Painting by Emanuel Leutze

The Courtship of Anne Boleyn is an oil on canvas history painting by the German American artist Emanuel Leutze, from 1846. The work is also known as The Great Matter, a reference to the euphemism for the King's attempts to secure a divorce from his first wife. Today it is in the Smithsonian American Art Museum, in Washington DC.

==History and description==
The painting depicts a scene from Tudor England, during the reign of Henry VIII. The king is shown publicly courting Anne Boleyn, a lady-in-waiting to his first queen Catherine of Aragon.

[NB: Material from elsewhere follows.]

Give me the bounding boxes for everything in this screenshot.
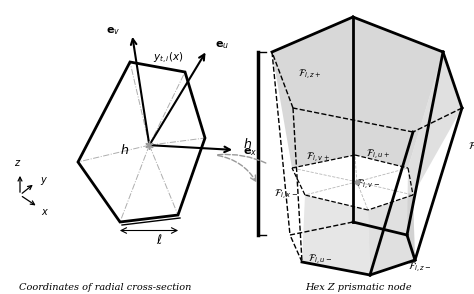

The king, at the left, is seeing courting Anne, who he presumably already plans to make his future queen. His wife, Catherine of Aragon, seen at the right, dressed in dark clothing, looks down, apparently saddened by what is happening. Her mantle is carried by two children pages. Two ladies-in-waiting of the queen stare concerned at the scene. Cardinal Thomas Wolsey looks from her right, with a more nuanced look, since he is a supporter of the kings divorce. Other members of the court watch the scene, with different reactions. A jester is seated at the bottom left, with an amused look. A nobleman, at the right, dressed in black, bows to the queen, as a sign of respect for her royalty.

==Bibliography==
- Angus, Caroline. Henry VIII's Children: Legitimate and Illegitimate Sons and Daughters of the Tudor King. Pen and Swordz 2023.
- Dockray, Keith. Henry VIII: The Evolution of a Reputation. Fontill Media, 2017.